Margaret Atwood And The Time Capsule Forest
Time capsules, Margaret Atwood, secret manuscripts and ambitious art projects. This story has it all, people.
Margaret Atwood announced the publication date for her newest manuscript as being 2114. Yes, that's 2114, as in 100 years from now. Atwood's completed manuscript is part of the Future Library Project, an art project conceived by Katie Paterson.
Here's how it works:
Step 1: A forest is planted in Norway.
Step 2: Margaret Atwood writes a manuscript. These steps seem pretty disconnected, but wait for it.
Step 3: Atwood's manuscript is stored in The Deichmanske public library under lock and key. It will remain unread and unavailable for 100 years.
Step 4: At the 100-year mark, aka in The Future, parts of the forest will be cut down (told you it would come back around!), the wood will be used to make paper, and Atwood's book will be printed on that paper.
Over the next 100 years, one author per year will be selected to write a manuscript that will undergo the same process.

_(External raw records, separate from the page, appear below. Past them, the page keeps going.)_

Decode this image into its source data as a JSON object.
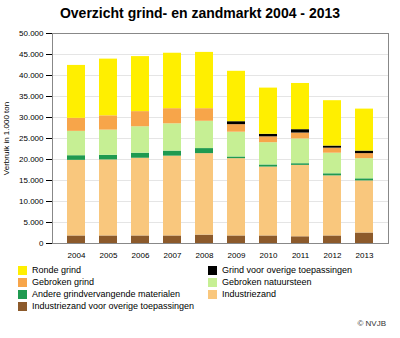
{
  "chart_data": {
    "type": "bar",
    "stacked": true,
    "title": "Overzicht grind- en zandmarkt 2004 - 2013",
    "y_label": "Verbruik in 1.000 ton",
    "annotation": "© NVJB",
    "grid": true,
    "categories": [
      "2004",
      "2005",
      "2006",
      "2007",
      "2008",
      "2009",
      "2010",
      "2011",
      "2012",
      "2013"
    ],
    "ylim": [
      0,
      50000
    ],
    "yticks": [
      0,
      {
        "value": 5000,
        "label": "5.000"
      },
      {
        "value": 10000,
        "label": "10.000"
      },
      {
        "value": 15000,
        "label": "15.000"
      },
      {
        "value": 20000,
        "label": "20.000"
      },
      {
        "value": 25000,
        "label": "25.000"
      },
      {
        "value": 30000,
        "label": "30.000"
      },
      {
        "value": 35000,
        "label": "35.000"
      },
      {
        "value": 40000,
        "label": "40.000"
      },
      {
        "value": 45000,
        "label": "45.000"
      },
      {
        "value": 50000,
        "label": "50.000"
      }
    ],
    "series": [
      {
        "name": "Industriezand voor overige toepassingen",
        "color": "#8c5a2b",
        "values": [
          1800,
          1800,
          1800,
          1800,
          2000,
          1800,
          1800,
          1600,
          1800,
          2500
        ]
      },
      {
        "name": "Industriezand",
        "color": "#f9c77d",
        "values": [
          18000,
          18100,
          18500,
          19000,
          19400,
          18400,
          16400,
          17000,
          14300,
          12400
        ]
      },
      {
        "name": "Andere grindvervangende materialen",
        "color": "#1f9a50",
        "values": [
          1100,
          1100,
          1200,
          1200,
          1200,
          400,
          500,
          400,
          500,
          500
        ]
      },
      {
        "name": "Gebroken natuursteen",
        "color": "#c6ef94",
        "values": [
          5800,
          6000,
          6300,
          6500,
          6500,
          5900,
          5300,
          5900,
          4900,
          4800
        ]
      },
      {
        "name": "Gebroken grind",
        "color": "#f7a54a",
        "values": [
          3100,
          3400,
          3600,
          3600,
          3000,
          1800,
          1400,
          1400,
          1200,
          1200
        ]
      },
      {
        "name": "Grind voor overige toepassingen",
        "color": "#000000",
        "values": [
          0,
          0,
          0,
          0,
          0,
          700,
          600,
          800,
          500,
          600
        ]
      },
      {
        "name": "Ronde grind",
        "color": "#ffef00",
        "values": [
          12600,
          13500,
          13100,
          13200,
          13400,
          12000,
          11000,
          11000,
          10800,
          10000
        ]
      }
    ]
  }
}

It's such an elegant and thoughtful idea. The manuscripts will await their date with a printing press in a specially-designed room lined with wood from the forest, and on that wood will be printed the author names and the titles of their manuscripts. They've also commissioned a printing press, which will be on hand just in case it's difficult to find a way to print on paper in 100 years.
The written word, the natural world, and the fun of a good time capsule. This project's got it all.